Von Von Christoph Driessen, dpa

dpa Berlin. Noch 20 Jahre später beeinflussen die Terroranschläge vom 11. September den Alltag - auch in Deutschland. Damals kam es zu einer Grunderschütterung, die bis heute nachwirkt. Ein Forscher sieht aber auch einen positiven Nebeneffekt.

Nach 9/11 - Eine Welt, auf die man sich nicht verlassen kann

Die Zwillingstürme des World Trade Centers brennen hinter dem Empire State Building. Am 11. September 2001 hatten islamistische Terroristen drei gekaperte Flugzeuge in das World Trade Center in New York und das Pentagon in Washington gesteuert. Foto: Marty Lederhandler/AP/dpa

Gerhard Richter kann sich noch ganz genau an den 11. September 2001 erinnern. Er saß an jenem Tag in einem Flieger von Düsseldorf nach New York. Die Maschine wurde nach Halifax in Kanada umgeleitet. Dort übernachtete der weltberühmte Maler auf einer Liege in einer Turnhalle.

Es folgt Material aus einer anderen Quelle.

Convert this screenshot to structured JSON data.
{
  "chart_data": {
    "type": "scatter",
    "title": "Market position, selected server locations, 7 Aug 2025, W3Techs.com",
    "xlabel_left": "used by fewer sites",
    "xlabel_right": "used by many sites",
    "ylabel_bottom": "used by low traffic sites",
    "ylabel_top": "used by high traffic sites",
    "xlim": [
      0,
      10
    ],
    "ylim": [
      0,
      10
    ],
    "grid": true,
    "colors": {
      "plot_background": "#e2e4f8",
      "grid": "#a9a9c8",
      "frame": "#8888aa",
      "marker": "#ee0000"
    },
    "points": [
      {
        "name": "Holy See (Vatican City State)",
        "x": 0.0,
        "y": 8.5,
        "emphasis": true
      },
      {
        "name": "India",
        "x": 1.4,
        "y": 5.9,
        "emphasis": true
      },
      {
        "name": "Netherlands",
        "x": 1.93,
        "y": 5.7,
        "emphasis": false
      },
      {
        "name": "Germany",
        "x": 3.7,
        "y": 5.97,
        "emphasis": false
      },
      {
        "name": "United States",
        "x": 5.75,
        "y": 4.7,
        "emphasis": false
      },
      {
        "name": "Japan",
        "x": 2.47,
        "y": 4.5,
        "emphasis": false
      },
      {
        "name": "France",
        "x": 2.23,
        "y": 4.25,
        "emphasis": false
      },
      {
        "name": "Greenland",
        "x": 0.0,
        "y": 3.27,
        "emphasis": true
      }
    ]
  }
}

„Da waren sehr viele Menschen“, erinnert sich der heute 89-Jährige im Gespräch mit der Deutschen Presse-Agentur. „Es war aufregend.“ Im Flugzeug hätten sie noch gar nicht gewusst, was los gewesen sei, erst in Halifax sei das nach und nach deutlich geworden. Angst habe er nicht empfunden, auch nicht das Gefühl, Glück gehabt zu haben. Später besuchte er Ground Zero, den Ort der Anschläge in Manhattan. „Da war ich erschüttert, als ich das sah.“ Sein Verhalten hätten die Terroristen aber nicht beeinflusst: „Ich bin Kriegskind.“

Anschläge verändern das Leben bis in den Alltag

Viele Menschen wissen, wo sie am 11. September 2001 gewesen sind. Dazu muss man nicht wie Richter im Anflug auf New York gewesen sein. Die Anschläge haben das Leben bis weit in den Alltag hinein verändert - bis heute. Beispiel Urlaub: Stunden vor der Abflugzeit muss man am Flughafen sein, alle Wasserflaschen auskippen, gegebenenfalls Gürtel und Schuhe ablegen. Vor 9/11 wäre das unvorstellbar gewesen.

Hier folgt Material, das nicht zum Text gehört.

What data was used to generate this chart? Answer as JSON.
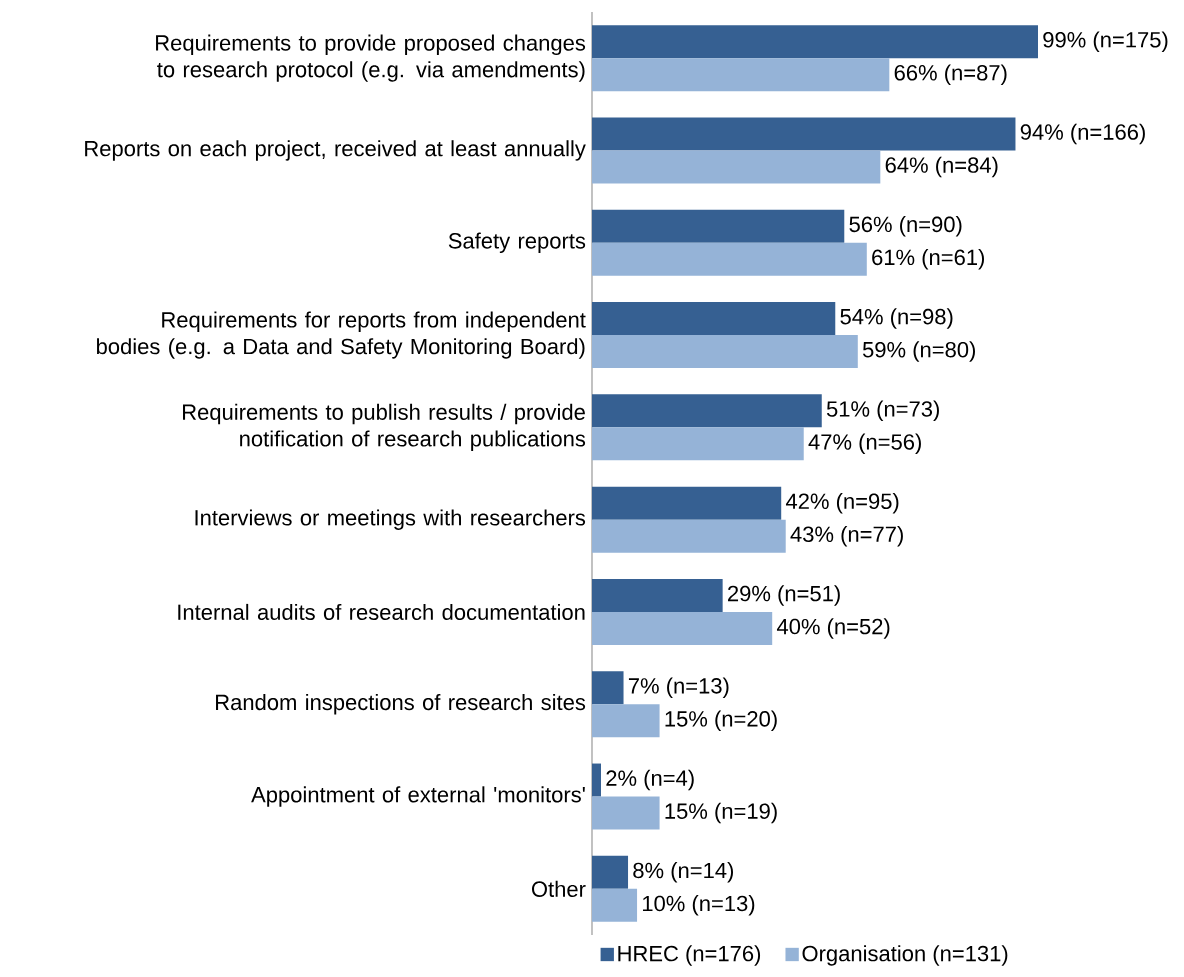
{
  "chart_data": {
    "type": "bar",
    "orientation": "horizontal",
    "categories": [
      "Requirements to provide proposed changes to research protocol (e.g. via amendments)",
      "Reports on each project, received at least annually",
      "Safety reports",
      "Requirements for reports from independent bodies (e.g. a Data and Safety Monitoring Board)",
      "Requirements to publish results / provide notification of research publications",
      "Interviews or meetings with researchers",
      "Internal audits of research documentation",
      "Random inspections of research sites",
      "Appointment of external 'monitors'",
      "Other"
    ],
    "series": [
      {
        "name": "HREC (n=176)",
        "color": "#366092",
        "values": [
          99,
          94,
          56,
          54,
          51,
          42,
          29,
          7,
          2,
          8
        ],
        "value_labels": [
          "99% (n=175)",
          "94% (n=166)",
          "56% (n=90)",
          "54% (n=98)",
          "51% (n=73)",
          "42% (n=95)",
          "29% (n=51)",
          "7% (n=13)",
          "2% (n=4)",
          "8% (n=14)"
        ]
      },
      {
        "name": "Organisation (n=131)",
        "color": "#95b3d7",
        "values": [
          66,
          64,
          61,
          59,
          47,
          43,
          40,
          15,
          15,
          10
        ],
        "value_labels": [
          "66% (n=87)",
          "64% (n=84)",
          "61% (n=61)",
          "59% (n=80)",
          "47% (n=56)",
          "43% (n=77)",
          "40% (n=52)",
          "15% (n=20)",
          "15% (n=19)",
          "10% (n=13)"
        ]
      }
    ],
    "legend": "bottom"
  }
}
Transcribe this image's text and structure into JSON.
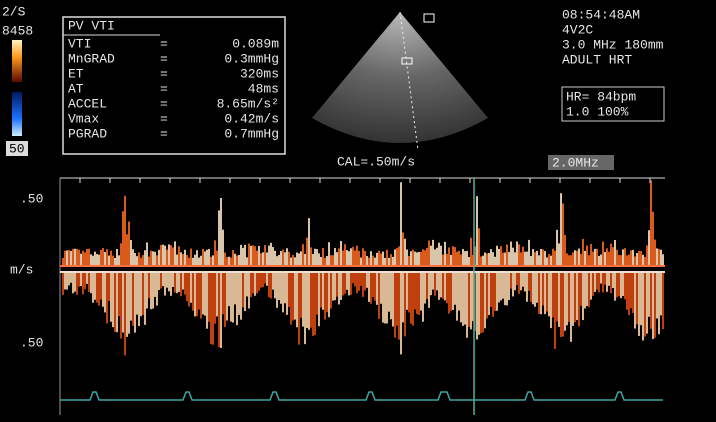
{
  "header": {
    "scale": "2/S",
    "map": "8458",
    "gain": "50"
  },
  "measurements": {
    "title": "PV VTI",
    "rows": [
      [
        "VTI",
        "=",
        "0.089m"
      ],
      [
        "MnGRAD",
        "=",
        "0.3mmHg"
      ],
      [
        "ET",
        "=",
        "320ms"
      ],
      [
        "AT",
        "=",
        "48ms"
      ],
      [
        "ACCEL",
        "=",
        "8.65m/s²"
      ],
      [
        "Vmax",
        "=",
        "0.42m/s"
      ],
      [
        "PGRAD",
        "=",
        "0.7mmHg"
      ]
    ]
  },
  "info": [
    "08:54:48AM",
    "4V2C",
    "3.0 MHz 180mm",
    "ADULT HRT"
  ],
  "hr_box": [
    "HR= 84bpm",
    "1.0 100%"
  ],
  "cal": "CAL=.50m/s",
  "frequency": "2.0MHz",
  "axis_labels": [
    ".50",
    "m/s",
    ".50"
  ]
}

Doch die Wirkung geht noch viel tiefer. Die Anschläge führten zu einer „Grunderschütterung, die bis heute anhält und sowas wie eine kollektive Traumatisierung bewirkt hat“, analysiert der Berliner Stressforscher Mazda Adli. Um nachhaltig traumatisiert zu werden, muss man ein Ereignis nicht unbedingt persönlich miterlebt haben - eine mediale Vermittlung kann auch schon ausreichen. Allerdings muss das Ereignis dafür Menschen betreffen, mit denen man sich identifiziert. „Wenn es ein Hochhaus in Kenia gewesen wäre, wären wir auch betroffen gewesen, aber wir hätten nicht so mitgelitten“, erläutert Stefan Weidner, Autor des gerade erschienenen Buches „Ground Zero: 9/11 und die Geburt der Gegenwart“.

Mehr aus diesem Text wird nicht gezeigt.